Radio Review: For one hallucinatory moment I expected to hear Des Cahill interviewing GAA teams in Queens or Woodside - with so many of his colleagues in the US, it didn't seem beyond the bounds of possibility that Cahill would crop up talking about the parish and the vote of the Irish.
RTÉ did an Olympian job covering the presidential election in that the reporting team at times seemed even bigger - and that truly is saying something - than the one sent to the Athens games.

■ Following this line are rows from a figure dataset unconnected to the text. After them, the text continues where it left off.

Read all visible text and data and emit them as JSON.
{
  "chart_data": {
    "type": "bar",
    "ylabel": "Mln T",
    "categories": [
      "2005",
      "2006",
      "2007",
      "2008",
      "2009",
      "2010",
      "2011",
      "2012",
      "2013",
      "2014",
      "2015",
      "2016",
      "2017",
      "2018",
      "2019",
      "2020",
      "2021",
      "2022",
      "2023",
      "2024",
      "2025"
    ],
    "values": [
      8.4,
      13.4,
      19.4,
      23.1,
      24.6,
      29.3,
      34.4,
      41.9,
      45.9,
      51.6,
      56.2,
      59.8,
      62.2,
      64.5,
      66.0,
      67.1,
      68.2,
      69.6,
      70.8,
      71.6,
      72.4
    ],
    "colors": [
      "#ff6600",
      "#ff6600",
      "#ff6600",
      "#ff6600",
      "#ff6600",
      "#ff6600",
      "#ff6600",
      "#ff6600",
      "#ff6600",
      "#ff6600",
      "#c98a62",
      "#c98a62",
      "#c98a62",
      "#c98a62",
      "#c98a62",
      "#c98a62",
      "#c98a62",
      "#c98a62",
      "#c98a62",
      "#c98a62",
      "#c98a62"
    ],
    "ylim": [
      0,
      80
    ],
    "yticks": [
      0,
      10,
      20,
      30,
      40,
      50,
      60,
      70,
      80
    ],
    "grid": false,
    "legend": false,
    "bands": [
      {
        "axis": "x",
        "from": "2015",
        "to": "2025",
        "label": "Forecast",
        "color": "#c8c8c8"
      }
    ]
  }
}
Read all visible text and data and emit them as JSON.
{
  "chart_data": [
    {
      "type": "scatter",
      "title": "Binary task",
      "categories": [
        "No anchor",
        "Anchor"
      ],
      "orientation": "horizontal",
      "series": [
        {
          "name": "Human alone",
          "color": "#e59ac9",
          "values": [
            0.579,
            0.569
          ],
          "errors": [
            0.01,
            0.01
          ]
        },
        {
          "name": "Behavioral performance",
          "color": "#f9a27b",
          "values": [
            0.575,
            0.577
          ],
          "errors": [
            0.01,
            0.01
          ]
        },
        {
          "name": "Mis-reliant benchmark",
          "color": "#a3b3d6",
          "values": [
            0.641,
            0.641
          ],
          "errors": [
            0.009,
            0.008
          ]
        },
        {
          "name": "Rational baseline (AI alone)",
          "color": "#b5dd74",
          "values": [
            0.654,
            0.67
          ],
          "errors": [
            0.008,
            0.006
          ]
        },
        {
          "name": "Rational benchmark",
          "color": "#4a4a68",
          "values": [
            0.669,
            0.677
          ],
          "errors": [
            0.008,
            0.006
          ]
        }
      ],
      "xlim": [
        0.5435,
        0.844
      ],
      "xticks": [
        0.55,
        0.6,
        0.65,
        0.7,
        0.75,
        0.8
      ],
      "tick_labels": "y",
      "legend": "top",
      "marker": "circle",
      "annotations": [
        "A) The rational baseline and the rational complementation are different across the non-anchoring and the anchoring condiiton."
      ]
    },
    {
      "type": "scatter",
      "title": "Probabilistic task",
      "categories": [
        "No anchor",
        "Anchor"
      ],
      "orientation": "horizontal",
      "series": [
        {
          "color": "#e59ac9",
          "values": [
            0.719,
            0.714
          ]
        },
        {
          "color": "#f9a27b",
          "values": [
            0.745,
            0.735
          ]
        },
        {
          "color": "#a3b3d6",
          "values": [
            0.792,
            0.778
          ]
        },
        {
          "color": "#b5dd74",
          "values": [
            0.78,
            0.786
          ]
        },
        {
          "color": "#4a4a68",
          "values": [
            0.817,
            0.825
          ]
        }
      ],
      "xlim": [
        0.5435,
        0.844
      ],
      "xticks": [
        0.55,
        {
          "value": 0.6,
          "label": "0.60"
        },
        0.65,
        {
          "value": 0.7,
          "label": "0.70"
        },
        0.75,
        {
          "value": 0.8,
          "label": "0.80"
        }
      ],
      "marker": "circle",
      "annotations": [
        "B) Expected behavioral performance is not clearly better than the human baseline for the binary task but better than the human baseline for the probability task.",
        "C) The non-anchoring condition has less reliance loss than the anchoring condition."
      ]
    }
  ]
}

There was the station's former US correspondent, Mark Little, its current one, Carole Coleman and to complete the trio, the future incumbent, Robert Short. A couple of others popped up on TV, and on radio we also had Philip Boucher-Hayes booming away and a highly excited-sounding Áine Lawlor, both doing progressively more inconsequential feature items. The snippet most memorable for its awfulness was on Morning Ireland (RTÉ Radio 1, Mon-Fri) when Lawlor went to Allentown - cue a fade-in of the Billy Joel song of the same name, a crime at that hour of the morning - for yet another in a series of tedious down-home-with-the-folks interviews. Why was it assumed day after day, programme after programme, that listeners would be so deeply fascinated in the individual voting intentions of churchgoers in Florida or the workings of the electoral college or what an obscure academic in Ohio thinks about it all - half of America couldn't even be bothered voting? More talk does not necessarily mean more knowledge.
By late Wednesday morning, Boucher-Hayes (Today with Pat Kenny, RTÉ Radio 1) was commenting on "the media" getting it wrong when "they" predicted that a high turnout would mean a victory for Kerry - as if he wasn't part of it all. Though in fairness, maybe it was exhaustion speaking, he had put in rather a long shift.
Morning Ireland even broadcast most of its programme from the US on Wednesday in a pointless, because-we-can example of overkill. Its presenter, Áine Lawlor, normally a cool, measured interviewer, got so caught up in the whole thing that she was apt to say things such as "it looks like we have a president". Well yes, "we" do have a president going for second term and we'll be hearing her inauguration on radio next week.
Other stations lacking the resources to fund a big-team approach still managed to do a comprehensive, informed, nicely distanced job, most notably local station Newstalk 106. Its foreign correspondent, Karen Coleman, fed sharp, opinionated reports to the station's three main broadcasters, George Hook, Eamon Dunphy and Damien Kiberd, who then rounded out the coverage with a mix of studio discussion and down-the-phone interviews. Kiberd, who was clearly as electioned-out as I was, set the tone of his post-result analysis on Wednesday with "what right have we to tell the American people what to think?".
The most succinct explanation for the Republican victory came from Sean Quinn (Tonight with Vincent Browne, RTÉ Radio 1, Wednesday) who suggested that the mobilisation of the pro-Bush vote was down to the three Gs - guns, God and gays.
The election and the coverage of the bizarre horse-doping story sidelined the harrowing stories of the two Irish women, Margaret Hassan and Annetta Flanigan, being held captive in Iraq and Afghanistan - though their plight can't be far from anyone's mind. Matt Cooper (The Last Word, Today FM, Wednesday) interviewed Yvonne Ridley, the British journalist who was kidnapped some years ago in Afghanistan. It was an interesting interview because it turned in an unexpected way. It started off predictably enough with questions as to what Annetta Flanigan might be feeling as a captive and how her family is dealing with it before, in a surprising twist, Ridley revealed she had converted to Islam two years ago. During her captivity, she promised her captors that if she was released she would study the Koran - at the time, she said, she was so terrified she would have promised them anything. But she kept her word and found in the Koran a religion that, she says, is peace-loving and pro-women but one that has been "demonised". It didn't help her argument that the following item on the programme was a report on the revenge killing of Dutch film-maker Theo van Gogh for his depiction of the treatment of women in Islam.
And on the subject of demons, Mel Brooks, in London for the opening of the stage version of his movie, The Producers, gave advice on how to deal with them to stand-in presenter John Wilson on Front Row (BBC Radio 4, Mon-Fri). "If you manage to make them look ridiculous," said the man who wrote a musical about Hitler, "you've won."